Re: Unhappy about API changes in the no-fsm-for-small-rels patch
| От | Tom Lane |
|---|---|
| Тема | Re: Unhappy about API changes in the no-fsm-for-small-rels patch |
| Дата | |
| Msg-id | 18035.1557236082@sss.pgh.pa.us обсуждение исходный текст |
| Ответ на | Re: Unhappy about API changes in the no-fsm-for-small-rels patch (Amit Kapila <amit.kapila16@gmail.com>) |
| Ответы |
Re: Unhappy about API changes in the no-fsm-for-small-rels patch
|
| Список | pgsql-hackers |
Amit Kapila <amit.kapila16@gmail.com> writes:
> On Mon, May 6, 2019 at 8:57 PM Andres Freund <andres@anarazel.de> wrote:
>> On 2019-05-06 11:10:15 -0400, Robert Haas wrote:
>>> I think it's legitimate to question whether sending additional
>>> invalidation messages as part of the design of this feature is a good
>>> idea.
>> I don't think it's an actual problem. We'd only do so when creating an
>> FSM, or when freeing up additional space that'd otherwise not be visible
>> to other backends.
> The other place we need to consider for this is when one of the
> backends updates its map (due to unavailability of space in the
> existing set of pages). We can choose not to send invalidation in
> this case, but then different backends need to identify the same thing
> themselves and reconstruct the map again.

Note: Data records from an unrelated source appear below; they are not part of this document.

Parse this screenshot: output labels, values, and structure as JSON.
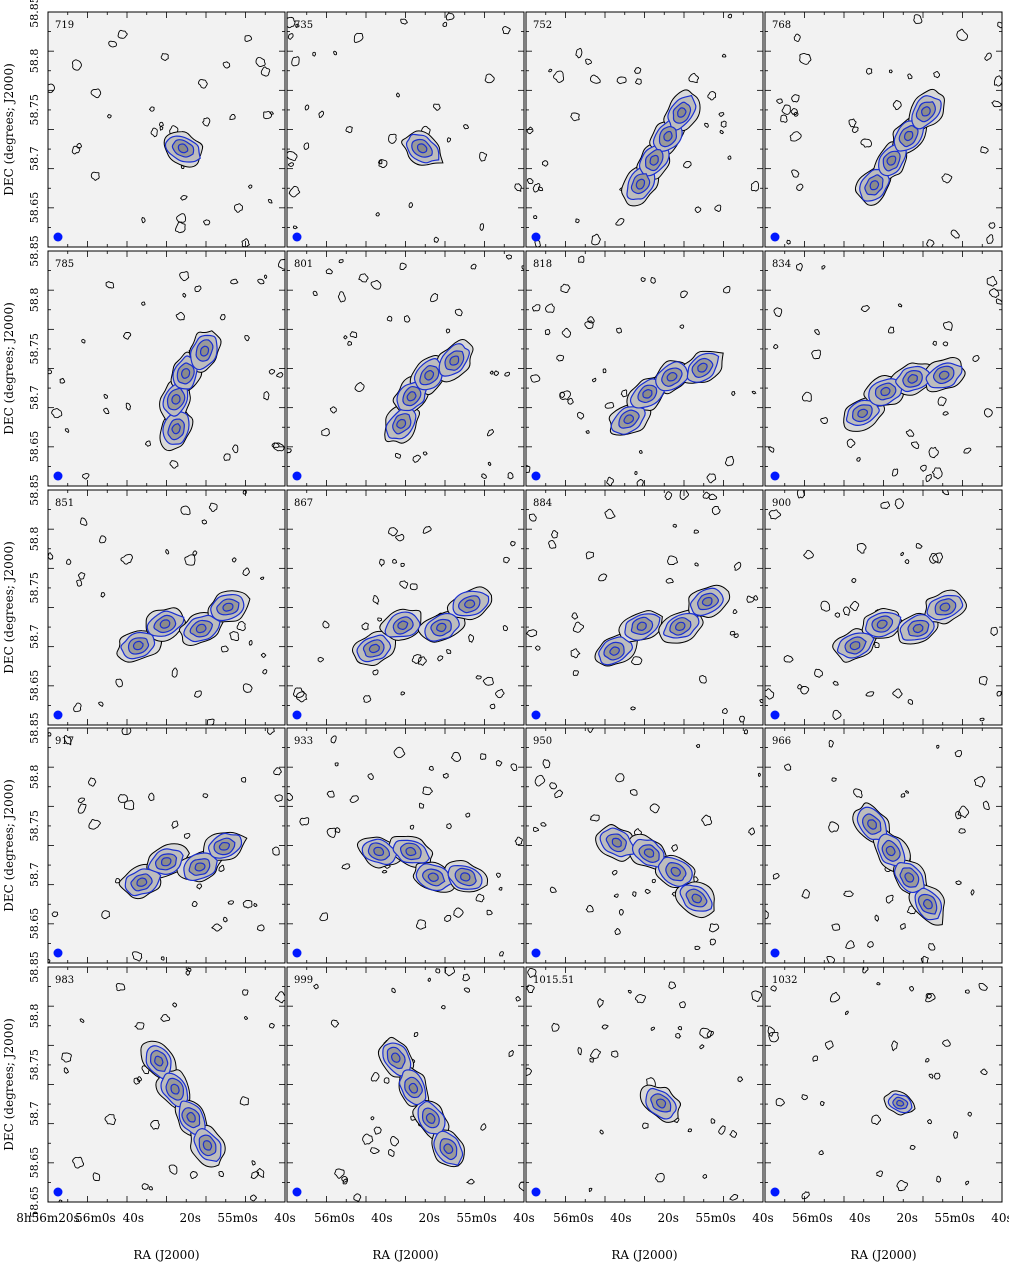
{
  "figure": {
    "ylabel": "DEC (degrees; J2000)",
    "xlabel": "RA (J2000)",
    "dec_ticks": [
      "58.85",
      "58.8",
      "58.75",
      "58.7",
      "58.65",
      "58.65"
    ],
    "ra_ticks_first": [
      "8h56m20s",
      "56m0s",
      "40s",
      "20s",
      "55m0s",
      "40s"
    ],
    "ra_ticks_other": [
      "56m0s",
      "40s",
      "20s",
      "55m0s",
      "40s"
    ],
    "colors": {
      "background_gray": "#f2f2f2",
      "contour_black": "#000000",
      "contour_blue": "#1a2fd1",
      "beam": "#0018ff",
      "emission_gray": "#8a8a8a"
    },
    "panels": [
      {
        "label": "719",
        "pa": -30,
        "length": 0.12,
        "morph": "compact"
      },
      {
        "label": "735",
        "pa": -35,
        "length": 0.25,
        "morph": "compact"
      },
      {
        "label": "752",
        "pa": 60,
        "length": 0.55,
        "morph": "elongated"
      },
      {
        "label": "768",
        "pa": 55,
        "length": 0.6,
        "morph": "elongated"
      },
      {
        "label": "785",
        "pa": 70,
        "length": 0.55,
        "morph": "bent"
      },
      {
        "label": "801",
        "pa": 50,
        "length": 0.55,
        "morph": "bent"
      },
      {
        "label": "818",
        "pa": 35,
        "length": 0.6,
        "morph": "bent"
      },
      {
        "label": "834",
        "pa": 25,
        "length": 0.6,
        "morph": "bent"
      },
      {
        "label": "851",
        "pa": 20,
        "length": 0.65,
        "morph": "wave"
      },
      {
        "label": "867",
        "pa": 22,
        "length": 0.7,
        "morph": "wave"
      },
      {
        "label": "884",
        "pa": 25,
        "length": 0.7,
        "morph": "wave"
      },
      {
        "label": "900",
        "pa": 20,
        "length": 0.65,
        "morph": "wave"
      },
      {
        "label": "917",
        "pa": 20,
        "length": 0.6,
        "morph": "wave"
      },
      {
        "label": "933",
        "pa": -20,
        "length": 0.6,
        "morph": "wave"
      },
      {
        "label": "950",
        "pa": -35,
        "length": 0.65,
        "morph": "bent"
      },
      {
        "label": "966",
        "pa": -55,
        "length": 0.65,
        "morph": "elongated"
      },
      {
        "label": "983",
        "pa": -60,
        "length": 0.65,
        "morph": "elongated"
      },
      {
        "label": "999",
        "pa": -60,
        "length": 0.7,
        "morph": "elongated"
      },
      {
        "label": "1015.51",
        "pa": -40,
        "length": 0.18,
        "morph": "compact"
      },
      {
        "label": "1032",
        "pa": -20,
        "length": 0.08,
        "morph": "compact"
      }
    ]
  }
}
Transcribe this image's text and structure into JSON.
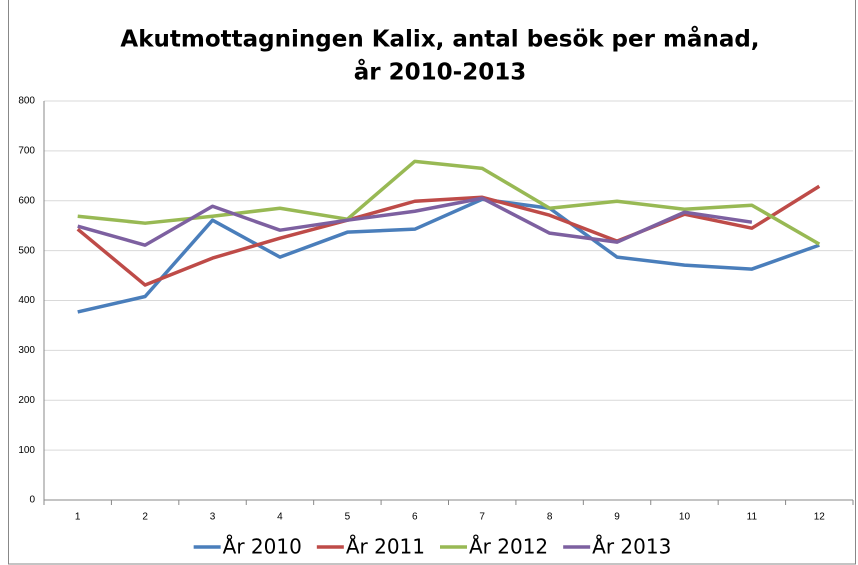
{
  "chart_data": {
    "type": "line",
    "title": [
      "Akutmottagningen Kalix, antal besök per månad,",
      "år 2010-2013"
    ],
    "categories": [
      "1",
      "2",
      "3",
      "4",
      "5",
      "6",
      "7",
      "8",
      "9",
      "10",
      "11",
      "12"
    ],
    "series": [
      {
        "name": "År 2010",
        "color": "#4a7ebb",
        "values": [
          377,
          408,
          561,
          487,
          537,
          543,
          603,
          585,
          487,
          471,
          463,
          511
        ]
      },
      {
        "name": "År 2011",
        "color": "#be4b48",
        "values": [
          543,
          431,
          485,
          525,
          561,
          599,
          607,
          571,
          519,
          573,
          545,
          629
        ]
      },
      {
        "name": "År 2012",
        "color": "#98b954",
        "values": [
          569,
          555,
          569,
          585,
          563,
          679,
          665,
          585,
          599,
          583,
          591,
          513
        ]
      },
      {
        "name": "År 2013",
        "color": "#7d60a0",
        "values": [
          549,
          511,
          589,
          541,
          561,
          579,
          605,
          535,
          517,
          577,
          557,
          null
        ]
      }
    ],
    "ylim": [
      0,
      800
    ],
    "yticks": [
      0,
      100,
      200,
      300,
      400,
      500,
      600,
      700,
      800
    ],
    "grid": true
  }
}
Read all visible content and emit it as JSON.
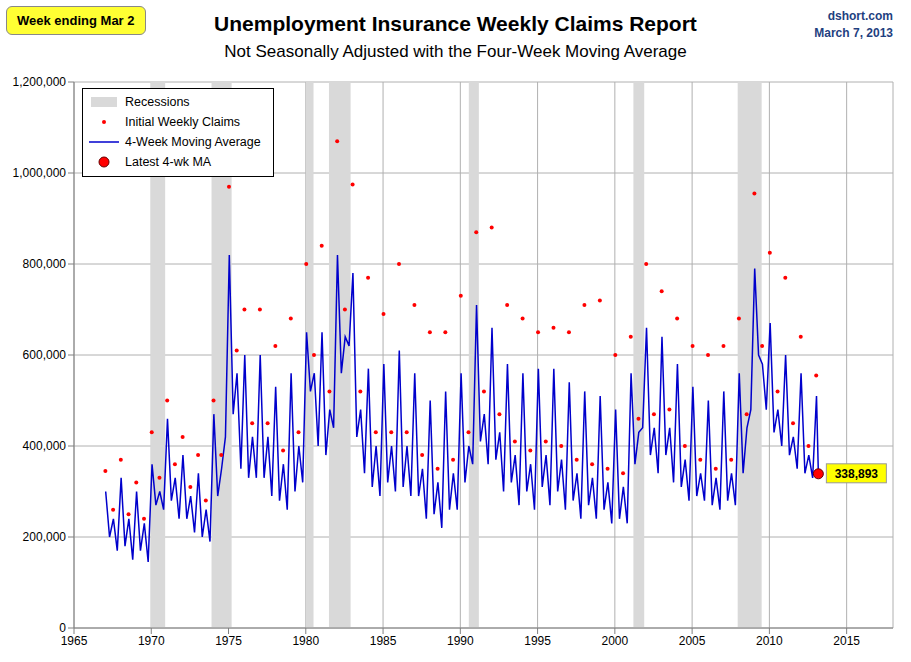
{
  "chart_data": {
    "type": "line",
    "title": "Unemployment Insurance Weekly Claims Report",
    "subtitle": "Not Seasonally Adjusted with the Four-Week Moving Average",
    "annotations": [
      "Week ending Mar 2",
      "dshort.com",
      "March 7, 2013"
    ],
    "xlim": [
      1965,
      2018
    ],
    "xticks": [
      1965,
      1970,
      1975,
      1980,
      1985,
      1990,
      1995,
      2000,
      2005,
      2010,
      2015
    ],
    "ylim": [
      0,
      1200000
    ],
    "yticks": [
      0,
      {
        "value": 200000,
        "label": "200,000"
      },
      {
        "value": 400000,
        "label": "400,000"
      },
      {
        "value": 600000,
        "label": "600,000"
      },
      {
        "value": 800000,
        "label": "800,000"
      },
      {
        "value": 1000000,
        "label": "1,000,000"
      },
      {
        "value": 1200000,
        "label": "1,200,000"
      }
    ],
    "grid": true,
    "legend": "upper left",
    "recessions": {
      "name": "Recessions",
      "color": "#d9d9d9",
      "ranges": [
        [
          1969.95,
          1970.9
        ],
        [
          1973.9,
          1975.2
        ],
        [
          1980.0,
          1980.5
        ],
        [
          1981.5,
          1982.9
        ],
        [
          1990.55,
          1991.2
        ],
        [
          2001.2,
          2001.9
        ],
        [
          2007.95,
          2009.5
        ]
      ]
    },
    "series": [
      {
        "name": "Initial Weekly Claims",
        "type": "scatter",
        "marker": "circle",
        "color": "#ff0000",
        "x": [
          1967.03,
          1967.53,
          1968.03,
          1968.53,
          1969.03,
          1969.53,
          1970.03,
          1970.53,
          1971.03,
          1971.53,
          1972.03,
          1972.53,
          1973.03,
          1973.53,
          1974.03,
          1974.53,
          1975.03,
          1975.53,
          1976.03,
          1976.53,
          1977.03,
          1977.53,
          1978.03,
          1978.53,
          1979.03,
          1979.53,
          1980.03,
          1980.53,
          1981.03,
          1981.53,
          1982.03,
          1982.53,
          1983.03,
          1983.53,
          1984.03,
          1984.53,
          1985.03,
          1985.53,
          1986.03,
          1986.53,
          1987.03,
          1987.53,
          1988.03,
          1988.53,
          1989.03,
          1989.53,
          1990.03,
          1990.53,
          1991.03,
          1991.53,
          1992.03,
          1992.53,
          1993.03,
          1993.53,
          1994.03,
          1994.53,
          1995.03,
          1995.53,
          1996.03,
          1996.53,
          1997.03,
          1997.53,
          1998.03,
          1998.53,
          1999.03,
          1999.53,
          2000.03,
          2000.53,
          2001.03,
          2001.53,
          2002.03,
          2002.53,
          2003.03,
          2003.53,
          2004.03,
          2004.53,
          2005.03,
          2005.53,
          2006.03,
          2006.53,
          2007.03,
          2007.53,
          2008.03,
          2008.53,
          2009.03,
          2009.53,
          2010.03,
          2010.53,
          2011.03,
          2011.53,
          2012.03,
          2012.53,
          2013.03
        ],
        "values": [
          345000,
          260000,
          370000,
          250000,
          320000,
          240000,
          430000,
          330000,
          500000,
          360000,
          420000,
          310000,
          380000,
          280000,
          500000,
          380000,
          970000,
          610000,
          700000,
          450000,
          700000,
          450000,
          620000,
          390000,
          680000,
          430000,
          800000,
          600000,
          840000,
          520000,
          1070000,
          700000,
          975000,
          520000,
          770000,
          430000,
          690000,
          430000,
          800000,
          430000,
          710000,
          380000,
          650000,
          350000,
          650000,
          370000,
          730000,
          430000,
          870000,
          520000,
          880000,
          470000,
          710000,
          410000,
          680000,
          390000,
          650000,
          410000,
          660000,
          400000,
          650000,
          370000,
          710000,
          360000,
          720000,
          350000,
          600000,
          340000,
          640000,
          460000,
          800000,
          470000,
          740000,
          480000,
          680000,
          400000,
          620000,
          370000,
          600000,
          350000,
          620000,
          370000,
          680000,
          470000,
          955000,
          620000,
          825000,
          520000,
          770000,
          450000,
          640000,
          400000,
          555000
        ]
      },
      {
        "name": "4-Week Moving Average",
        "type": "line",
        "color": "#0000cc",
        "x": [
          1967.05,
          1967.3,
          1967.55,
          1967.8,
          1968.05,
          1968.3,
          1968.55,
          1968.8,
          1969.05,
          1969.3,
          1969.55,
          1969.8,
          1970.05,
          1970.3,
          1970.55,
          1970.8,
          1971.05,
          1971.3,
          1971.55,
          1971.8,
          1972.05,
          1972.3,
          1972.55,
          1972.8,
          1973.05,
          1973.3,
          1973.55,
          1973.8,
          1974.05,
          1974.3,
          1974.55,
          1974.8,
          1975.05,
          1975.3,
          1975.55,
          1975.8,
          1976.05,
          1976.3,
          1976.55,
          1976.8,
          1977.05,
          1977.3,
          1977.55,
          1977.8,
          1978.05,
          1978.3,
          1978.55,
          1978.8,
          1979.05,
          1979.3,
          1979.55,
          1979.8,
          1980.05,
          1980.3,
          1980.55,
          1980.8,
          1981.05,
          1981.3,
          1981.55,
          1981.8,
          1982.05,
          1982.3,
          1982.55,
          1982.8,
          1983.05,
          1983.3,
          1983.55,
          1983.8,
          1984.05,
          1984.3,
          1984.55,
          1984.8,
          1985.05,
          1985.3,
          1985.55,
          1985.8,
          1986.05,
          1986.3,
          1986.55,
          1986.8,
          1987.05,
          1987.3,
          1987.55,
          1987.8,
          1988.05,
          1988.3,
          1988.55,
          1988.8,
          1989.05,
          1989.3,
          1989.55,
          1989.8,
          1990.05,
          1990.3,
          1990.55,
          1990.8,
          1991.05,
          1991.3,
          1991.55,
          1991.8,
          1992.05,
          1992.3,
          1992.55,
          1992.8,
          1993.05,
          1993.3,
          1993.55,
          1993.8,
          1994.05,
          1994.3,
          1994.55,
          1994.8,
          1995.05,
          1995.3,
          1995.55,
          1995.8,
          1996.05,
          1996.3,
          1996.55,
          1996.8,
          1997.05,
          1997.3,
          1997.55,
          1997.8,
          1998.05,
          1998.3,
          1998.55,
          1998.8,
          1999.05,
          1999.3,
          1999.55,
          1999.8,
          2000.05,
          2000.3,
          2000.55,
          2000.8,
          2001.05,
          2001.3,
          2001.55,
          2001.8,
          2002.05,
          2002.3,
          2002.55,
          2002.8,
          2003.05,
          2003.3,
          2003.55,
          2003.8,
          2004.05,
          2004.3,
          2004.55,
          2004.8,
          2005.05,
          2005.3,
          2005.55,
          2005.8,
          2006.05,
          2006.3,
          2006.55,
          2006.8,
          2007.05,
          2007.3,
          2007.55,
          2007.8,
          2008.05,
          2008.3,
          2008.55,
          2008.8,
          2009.05,
          2009.3,
          2009.55,
          2009.8,
          2010.05,
          2010.3,
          2010.55,
          2010.8,
          2011.05,
          2011.3,
          2011.55,
          2011.8,
          2012.05,
          2012.3,
          2012.55,
          2012.8,
          2013.05,
          2013.17
        ],
        "values": [
          300000,
          200000,
          240000,
          170000,
          330000,
          180000,
          240000,
          150000,
          300000,
          170000,
          230000,
          145000,
          360000,
          270000,
          300000,
          260000,
          460000,
          280000,
          330000,
          240000,
          380000,
          240000,
          290000,
          210000,
          340000,
          200000,
          260000,
          190000,
          470000,
          290000,
          350000,
          420000,
          820000,
          470000,
          560000,
          350000,
          600000,
          330000,
          420000,
          330000,
          600000,
          330000,
          420000,
          290000,
          530000,
          280000,
          360000,
          260000,
          560000,
          300000,
          400000,
          320000,
          650000,
          520000,
          560000,
          400000,
          650000,
          380000,
          480000,
          440000,
          820000,
          560000,
          640000,
          620000,
          780000,
          420000,
          480000,
          340000,
          570000,
          310000,
          400000,
          290000,
          580000,
          320000,
          400000,
          300000,
          610000,
          310000,
          400000,
          290000,
          560000,
          290000,
          350000,
          240000,
          500000,
          250000,
          320000,
          220000,
          520000,
          260000,
          340000,
          260000,
          560000,
          320000,
          400000,
          360000,
          710000,
          410000,
          470000,
          360000,
          660000,
          370000,
          430000,
          300000,
          580000,
          320000,
          380000,
          270000,
          560000,
          300000,
          360000,
          260000,
          570000,
          310000,
          380000,
          270000,
          570000,
          300000,
          370000,
          260000,
          540000,
          280000,
          340000,
          240000,
          520000,
          270000,
          330000,
          240000,
          510000,
          260000,
          320000,
          230000,
          480000,
          240000,
          310000,
          230000,
          560000,
          360000,
          430000,
          440000,
          660000,
          380000,
          440000,
          340000,
          640000,
          380000,
          440000,
          320000,
          580000,
          310000,
          370000,
          280000,
          530000,
          290000,
          340000,
          280000,
          500000,
          270000,
          330000,
          260000,
          520000,
          280000,
          340000,
          270000,
          560000,
          340000,
          440000,
          480000,
          790000,
          600000,
          580000,
          480000,
          670000,
          430000,
          480000,
          400000,
          600000,
          380000,
          420000,
          350000,
          560000,
          340000,
          380000,
          330000,
          510000,
          338893
        ]
      },
      {
        "name": "Latest 4-wk MA",
        "type": "scatter",
        "marker": "circle",
        "color": "#ff0000",
        "data_labels": true,
        "x": [
          2013.17
        ],
        "values": [
          338893
        ],
        "value_labels": [
          "338,893"
        ]
      }
    ]
  }
}
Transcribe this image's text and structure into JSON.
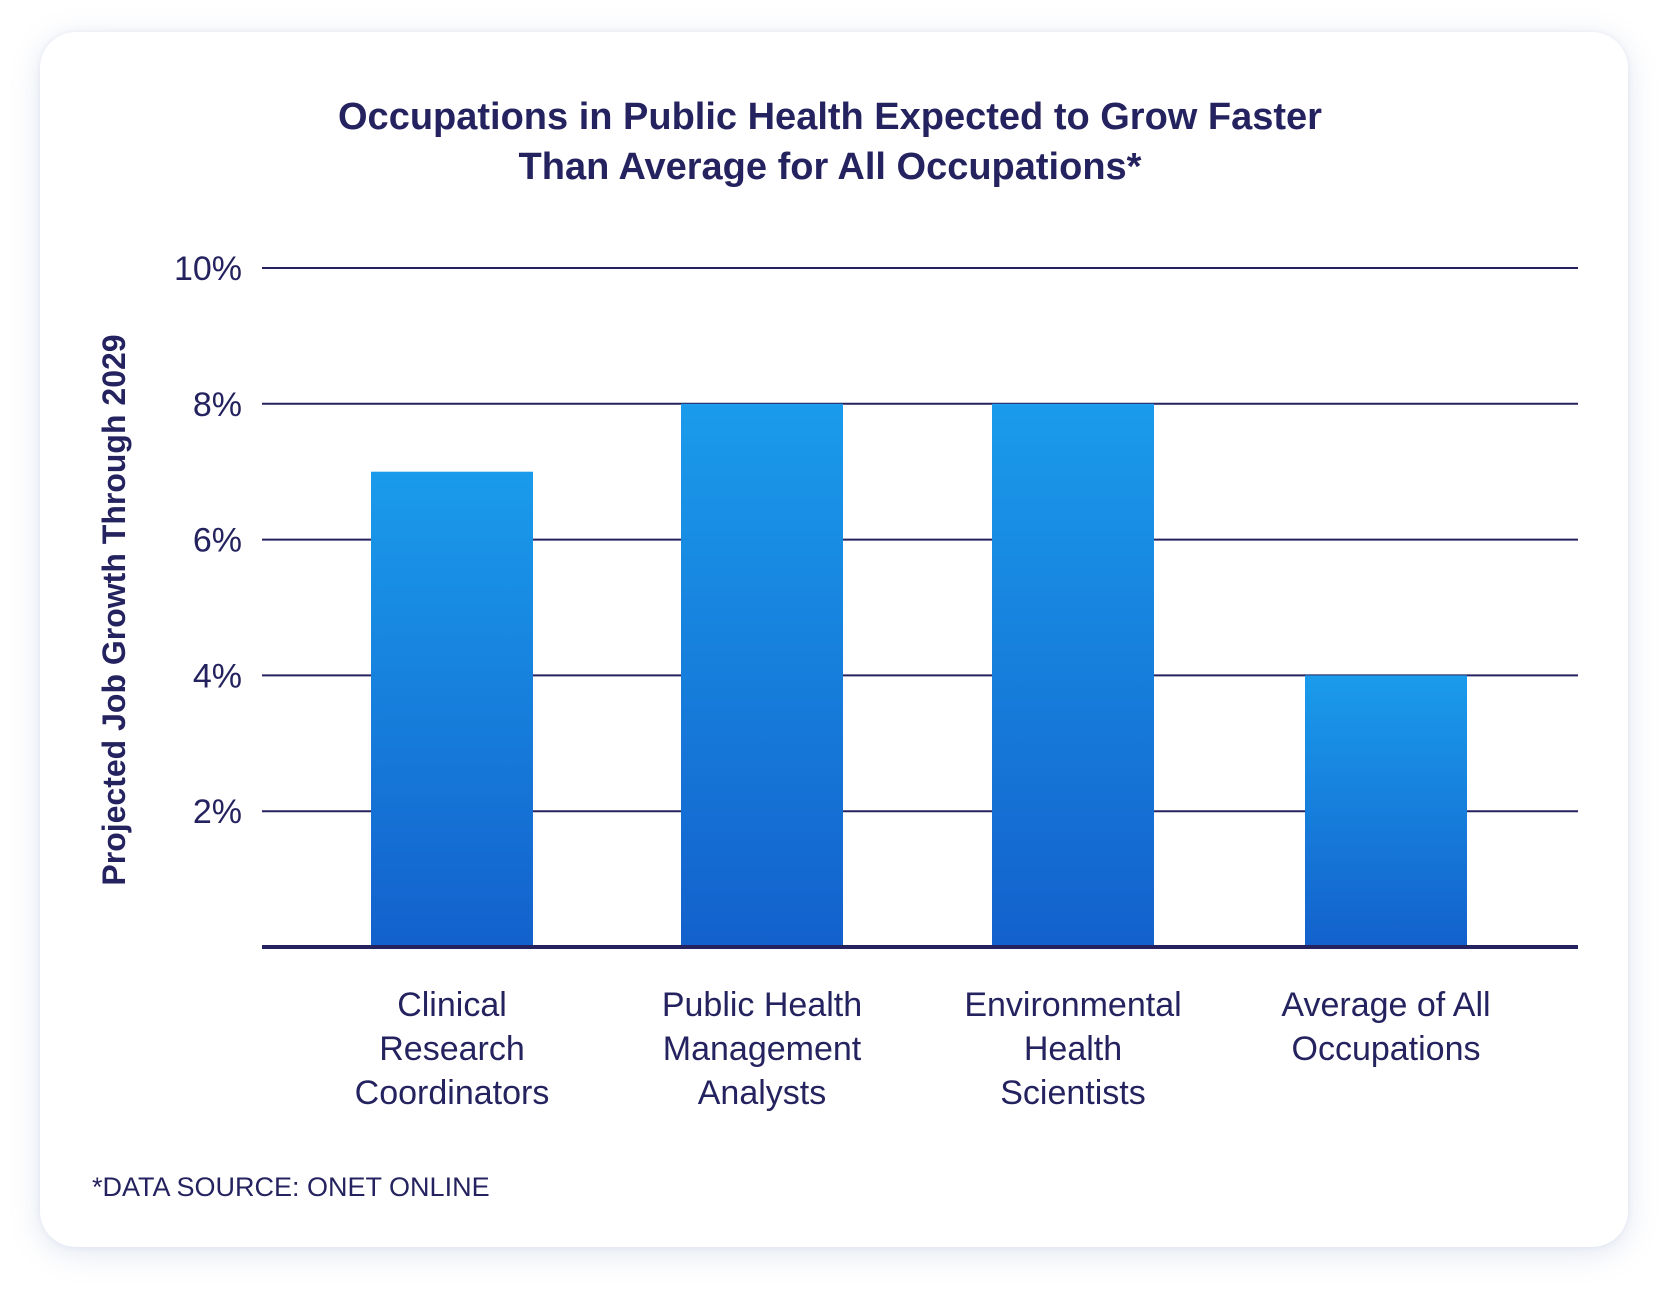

I'm inclined to wonder why bother with invals at all. The odds are
quite good that no other backend will care (which, I imagine, is the
reasoning behind why the original patch was designed like it was).
A table that has a lot of concurrent write activity on it is unlikely
to stay small enough to not have a FSM for long.
The approach I'm imagining here is not too different from Robert's
"just search the table's pages every time" straw-man. Backends would
cache the results of their own searches, but not communicate about it.